Lawyers for ex-Trump aide Paul Manafort have told a court that his deputy led a “secret life” and told so many lies he could not keep track of them all.
Mr Manafort’s defence team is cross-examining his former right hand man, Rick Gates, who is now star witness for the prosecution.
Gates told the court on Monday that Mr Manafort ordered him to commit fraud.
This is the first criminal trial to come from the Department of Justice-led inquiry into alleged Russian meddling.
Kevin Downing, Mr Manafort’s defence attorney, began his line of questioning on day six of the trial by asking about Gates’ co-operation with special counsel Robert Mueller.
“When did you start providing false and misleading information to the special counsel’s office?” he began, pointing to the fact that Gates had lied to investigators before entering his guilty plea.
“Have they confronted you with so many lies that you can’t remember?” he added.
The two former business partners were indicted last October for hiding millions of dollars they made lobbying for Russian-backed Ukrainian politicians.

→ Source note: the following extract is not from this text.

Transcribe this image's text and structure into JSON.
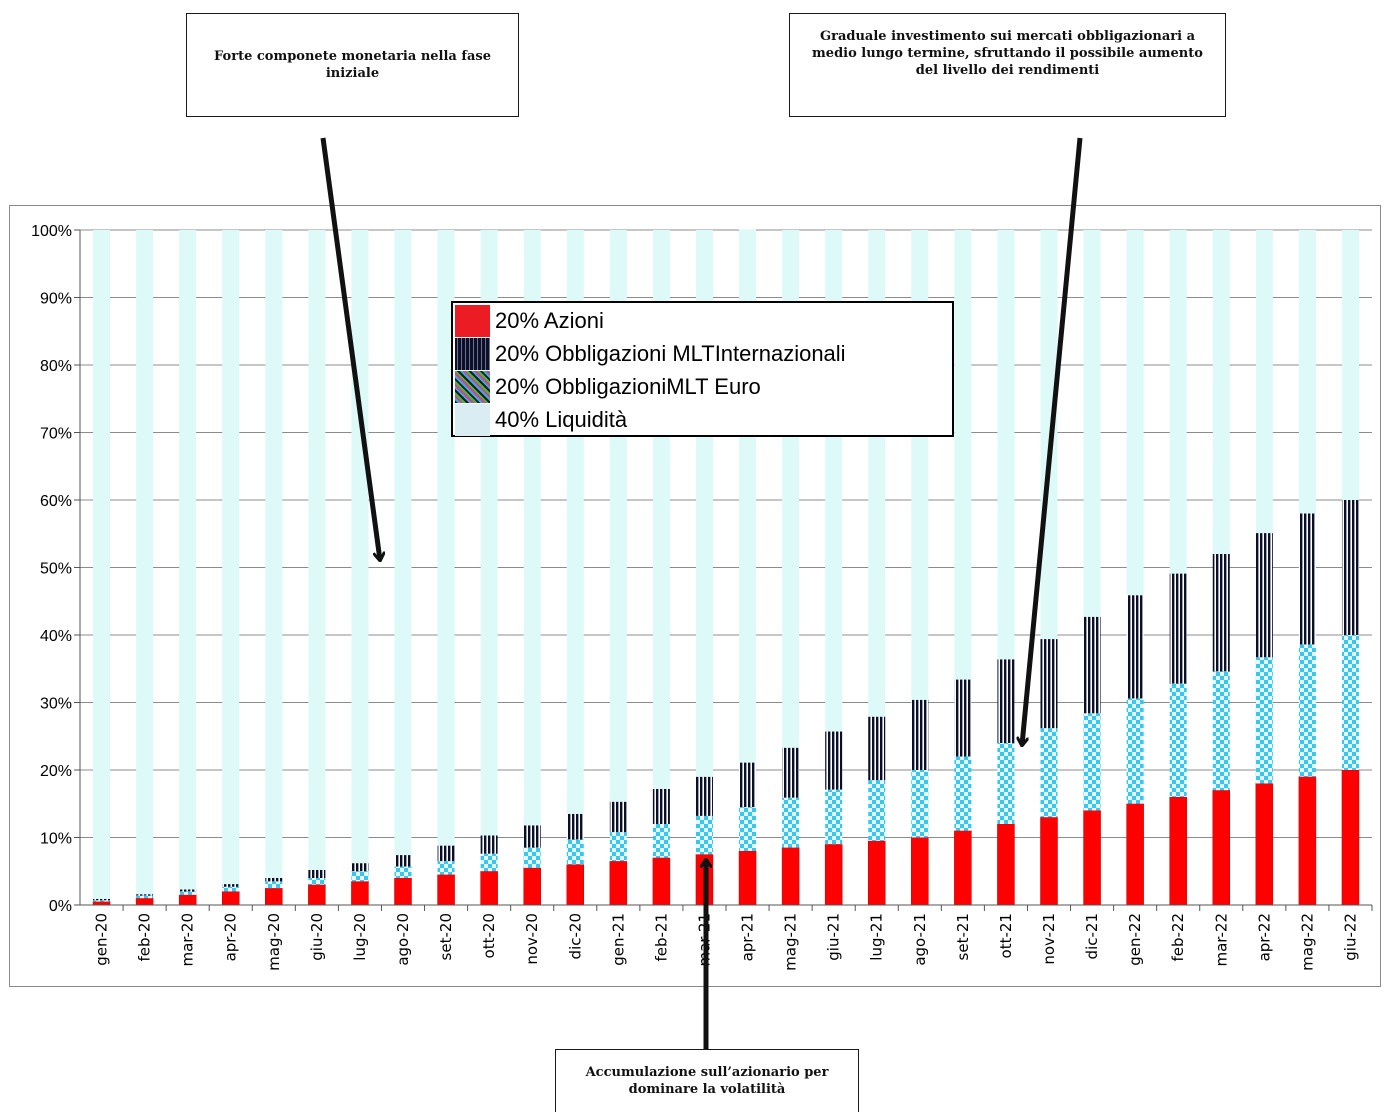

Mr Manafort, 69, has pleaded not guilty to bank fraud and tax fraud relating to their political consulting, which predated the Trump 2016 campaign they worked on together.
But Gates, 46, struck a plea deal with prosecutors in February, admitting two charges of conspiracy and lying to the FBI.
Mr Manafort’s defence team set about attacking Gates’ credibility on Tuesday.
In the middle of questioning, Mr Downing asked: “There was another Richard Gates, isn’t that right? A secret Richard Gates?”
Gates responded that he had had an extramarital affair over ten years ago.
“As part of your secret life, did you have a flat?” Mr Downing asked. “Is that what they call an apartment in London ?”
Gates acknowledged he had maintained a place in London for two months, and claiming luxury hotels as a business expense during the relationship.
According to reporters in the court, Gates has not made eye contact with Mr Manafort during his two days of testimony.
Prosecutors provided emails on Tuesday between Mr Manafort and Gates which appeared to show that the two had moved money through a foreign bank account in Cyprus.
One text exchange drew some laughter from the courtroom, when one message revealed Mr Manafort’s dismay at his high tax rate.
Mr Manafort wrote: “How could I be blindsided like this? You told me you were on top of this. We need to discuss options. This is a disaster.”
The witness told the Alexandria, Virginia, court on Monday that he was helping prosecutors in the hope of leniency.
Gates – who still faces up to six years in prison under the terms of his plea deal – said Mr Manafort had directed him to commit bank and tax fraud.